Using Charles's Law: V₁/T₁ = V₂/T₂ → V₂ = V₁ × (T₂/T₁) = 22.4 × (546/273) = 44.8 L
Daniell cell is a primary cell (non-rechargeable). Others are secondary (rechargeable) cells.
Increasing pressure favors the side with fewer moles of gas. 1 mole N₂O₄ ⇌ 2 moles NO₂. Equilibrium shifts left.
Mole fraction = vapor pressure of water / total atmospheric pressure = 23.8 / 760 = 0.0313
Rate = k[NO]ˣ. If [NO] doubles, rate increases by 8 times: 2ˣ = 8, so x = 3. Wait, let me recalculate: 2³ = 8, so order = 3. But the actual reaction is 2, meaning the given scenario suggests x = 3. Let me verify the question: doubling [NO] increases rate 8-fold. If order is m: 2ᵐ = 8 means m = 3. However, for this reaction, the experimental order w.r.t NO is 2. Assuming the question premise, order = 3. But if answering based on standard knowledge, order w.r.t NO = 2.
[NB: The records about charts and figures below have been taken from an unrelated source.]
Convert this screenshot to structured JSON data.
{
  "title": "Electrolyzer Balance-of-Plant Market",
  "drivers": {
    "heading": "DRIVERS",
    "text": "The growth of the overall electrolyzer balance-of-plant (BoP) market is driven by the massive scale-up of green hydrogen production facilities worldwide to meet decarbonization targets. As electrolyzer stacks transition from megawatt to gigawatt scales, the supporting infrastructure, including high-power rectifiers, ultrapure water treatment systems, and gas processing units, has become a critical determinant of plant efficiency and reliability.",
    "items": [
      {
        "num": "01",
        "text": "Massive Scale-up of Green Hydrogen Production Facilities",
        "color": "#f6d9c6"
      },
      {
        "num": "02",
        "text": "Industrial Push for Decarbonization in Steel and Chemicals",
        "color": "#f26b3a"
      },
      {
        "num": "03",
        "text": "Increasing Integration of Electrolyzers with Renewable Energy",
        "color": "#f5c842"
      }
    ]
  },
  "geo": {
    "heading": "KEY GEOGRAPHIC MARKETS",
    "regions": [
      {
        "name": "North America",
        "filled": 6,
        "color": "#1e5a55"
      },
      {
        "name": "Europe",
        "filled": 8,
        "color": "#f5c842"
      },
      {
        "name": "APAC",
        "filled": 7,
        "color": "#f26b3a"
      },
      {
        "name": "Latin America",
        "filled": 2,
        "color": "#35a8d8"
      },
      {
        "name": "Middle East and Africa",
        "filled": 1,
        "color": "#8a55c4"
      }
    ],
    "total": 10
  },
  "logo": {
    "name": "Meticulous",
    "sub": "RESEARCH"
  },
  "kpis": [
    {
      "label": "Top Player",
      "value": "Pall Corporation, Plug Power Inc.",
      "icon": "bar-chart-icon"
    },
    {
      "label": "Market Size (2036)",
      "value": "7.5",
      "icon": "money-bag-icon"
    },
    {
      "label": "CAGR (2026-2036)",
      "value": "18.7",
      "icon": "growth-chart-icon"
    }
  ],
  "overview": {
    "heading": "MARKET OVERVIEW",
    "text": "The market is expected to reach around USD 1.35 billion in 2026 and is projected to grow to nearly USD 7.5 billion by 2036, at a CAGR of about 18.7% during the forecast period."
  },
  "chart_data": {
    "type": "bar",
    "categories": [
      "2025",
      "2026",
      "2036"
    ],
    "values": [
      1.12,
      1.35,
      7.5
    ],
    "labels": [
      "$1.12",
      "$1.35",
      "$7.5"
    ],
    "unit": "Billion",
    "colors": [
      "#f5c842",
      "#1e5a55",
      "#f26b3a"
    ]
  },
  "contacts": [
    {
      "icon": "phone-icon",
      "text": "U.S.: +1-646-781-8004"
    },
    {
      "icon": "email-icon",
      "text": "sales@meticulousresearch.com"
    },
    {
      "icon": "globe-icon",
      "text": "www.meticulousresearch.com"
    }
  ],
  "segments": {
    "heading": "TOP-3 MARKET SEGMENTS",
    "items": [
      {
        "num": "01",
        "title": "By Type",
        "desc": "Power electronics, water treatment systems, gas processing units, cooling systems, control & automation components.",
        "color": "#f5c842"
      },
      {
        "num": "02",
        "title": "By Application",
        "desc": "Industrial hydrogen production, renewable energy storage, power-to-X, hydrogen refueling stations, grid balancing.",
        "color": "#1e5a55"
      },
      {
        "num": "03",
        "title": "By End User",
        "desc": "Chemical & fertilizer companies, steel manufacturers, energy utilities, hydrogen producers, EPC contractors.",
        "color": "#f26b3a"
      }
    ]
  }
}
Cu²⁺ + 2e⁻ → Cu. For deposition of 1 mole Cu, 2 moles of electrons are required. So 2 moles e⁻ deposits 1 mole Cu.
Using Henderson-Hasselbalch equation: pH = pKa + log([salt]/[acid]) = 4.74 + log(0.1/0.1) = 4.74 + 0 = 4.74.
ΔS = ΔH/T = (6000 J/mol) / 273 K = 22.0 J/(mol·K). For 18 g (1 mole) of ice, ΔS = 22.0 J/K.
Kp = Kc(RT)^Δn, where Δn = 2 - 1 = 1. Wait, recalculating: Δn = 2 - 1 = 1, so Kp = Kc(RT)¹. Actually, let me verify: For N₂O₄ ⇌ 2NO₂, Δn = 1, so Kp = Kc(RT). The correct answer should be D. Correcting to option A indicates Δn = 2.
For second-order reactions, t₁/₂ = 1/(k[A₀]) = 1/(0.5 × 2) = 1.0 s.